The quotation here is from Jeremiah 31:15 and Rashi rightly recognizes these words as a reference to the suffering of Israel during the Assyrian and Babylonian exiles. The Jewish mothers who suffered the loss of their children are personified as Rachel. The warfare of heathen nations against Israel was barbarous and merciless. Often children were slaughtered rather than taken into slavery. It is fitting that Rachel should personify the suffering of Jewish mothers because her grave was in between Bethlehem and Ramah. This event resembles the needless massacre of Jewish boys conducted by King Herod and so Matthew makes reference to it.
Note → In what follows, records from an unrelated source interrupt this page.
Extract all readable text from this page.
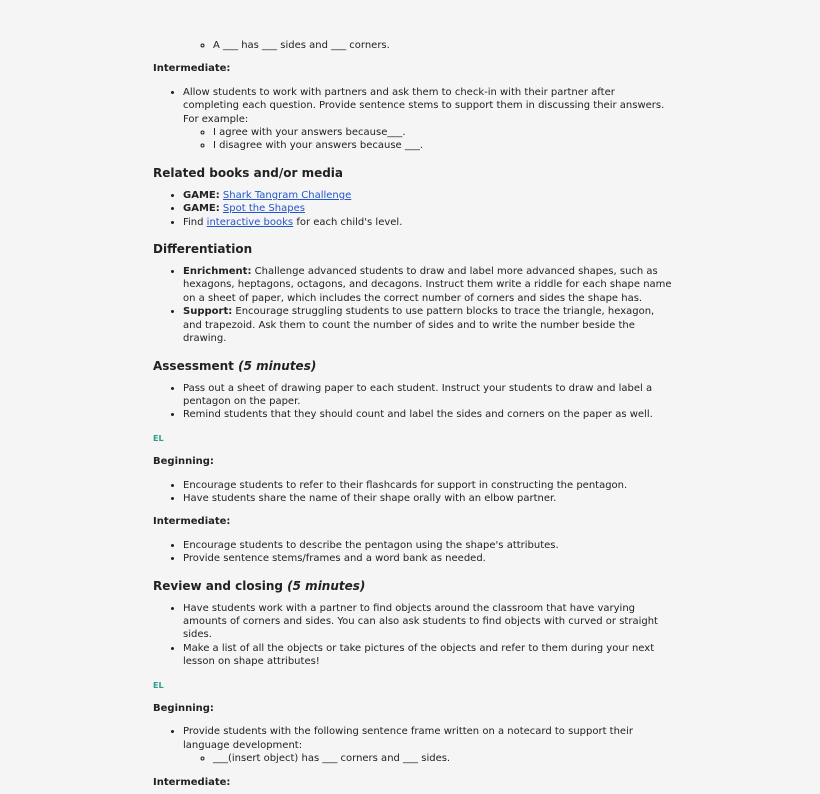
◦ A ___ has ___ sides and ___ corners.
Intermediate:
• Allow students to work with partners and ask them to check-in with their partner after completing each question. Provide sentence stems to support them in discussing their answers. For example:
◦ I agree with your answers because___.
◦ I disagree with your answers because ___.
Related books and/or media
• GAME: Shark Tangram Challenge
• GAME: Spot the Shapes
• Find interactive books for each child's level.
Differentiation
• Enrichment: Challenge advanced students to draw and label more advanced shapes, such as hexagons, heptagons, octagons, and decagons. Instruct them write a riddle for each shape name on a sheet of paper, which includes the correct number of corners and sides the shape has.
• Support: Encourage struggling students to use pattern blocks to trace the triangle, hexagon, and trapezoid. Ask them to count the number of sides and to write the number beside the drawing.
Assessment (5 minutes)
• Pass out a sheet of drawing paper to each student. Instruct your students to draw and label a pentagon on the paper.
• Remind students that they should count and label the sides and corners on the paper as well.
EL
Beginning:
• Encourage students to refer to their flashcards for support in constructing the pentagon.
• Have students share the name of their shape orally with an elbow partner.
Intermediate:
• Encourage students to describe the pentagon using the shape's attributes.
• Provide sentence stems/frames and a word bank as needed.
Review and closing (5 minutes)
• Have students work with a partner to find objects around the classroom that have varying amounts of corners and sides. You can also ask students to find objects with curved or straight sides.
• Make a list of all the objects or take pictures of the objects and refer to them during your next lesson on shape attributes!
EL
Beginning:
• Provide students with the following sentence frame written on a notecard to support their language development:
◦ ___(insert object) has ___ corners and ___ sides.
Intermediate:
The original text in Jeremiah is not a prediction nor is it in the future tense but the resemblance between these two events is too close to be a mere coincidence. Matthew’s reasoning is that God providentially referenced the slaughter of children during the exiles before promising a New Covenant because a similar massacre would occur before the messianic age. The context of the latter part of Jeremiah chapter 31 is the Messianic age when a New Covenant is established between God and Judah. We read of the promise of a new covenant with Israel and Judah. 

""Behold, days are coming," declares the Lord, "when I will make a new covenant with the house of Israel and with the house of Judah, not like the covenant which I made with their fathers in the day I took them by the hand to bring them out of the land of Egypt, My covenant which they broke, although I was a husband to them," declares the Lord. "But this is the covenant which I will make with the house of Israel after those days," declares the Lord, "I will put My law within them and in their heart I will write it; and I will be their God, and they shall be My people. They will not teach again, each man his neighbor and each man his brother, saying, ‘Know the Lord,’ for they will all know Me, from the least of them to the greatest of them," declares the Lord, "for I will forgive their iniquity, and their sin I will remember no more."" (Jer. 31:31-34) 

This passage is applied to the Messianic age in Yalkut Shimoni 1:78; 1:196; 2:54; 2:66 and signifies the new covenant which the Messiah must establish. [Although Yalkut was compiled in the middle ages it preserves very ancient traditions, many of which span to the time of the Second Temple period if not before.] The Jesus quoted from Jeremiah 31:31 at his last supper and proclaimed that he was about to establish a New Covenant in his own blood. (Matt. 26; Mk. 14; Lk. 22:20; 1Cor. 11:25) It seems Matthew constructed his narrative with this passage in mind, improving upon Mark, and perhaps Luke did the same independently if the Two-Document hypothesis is to be believed.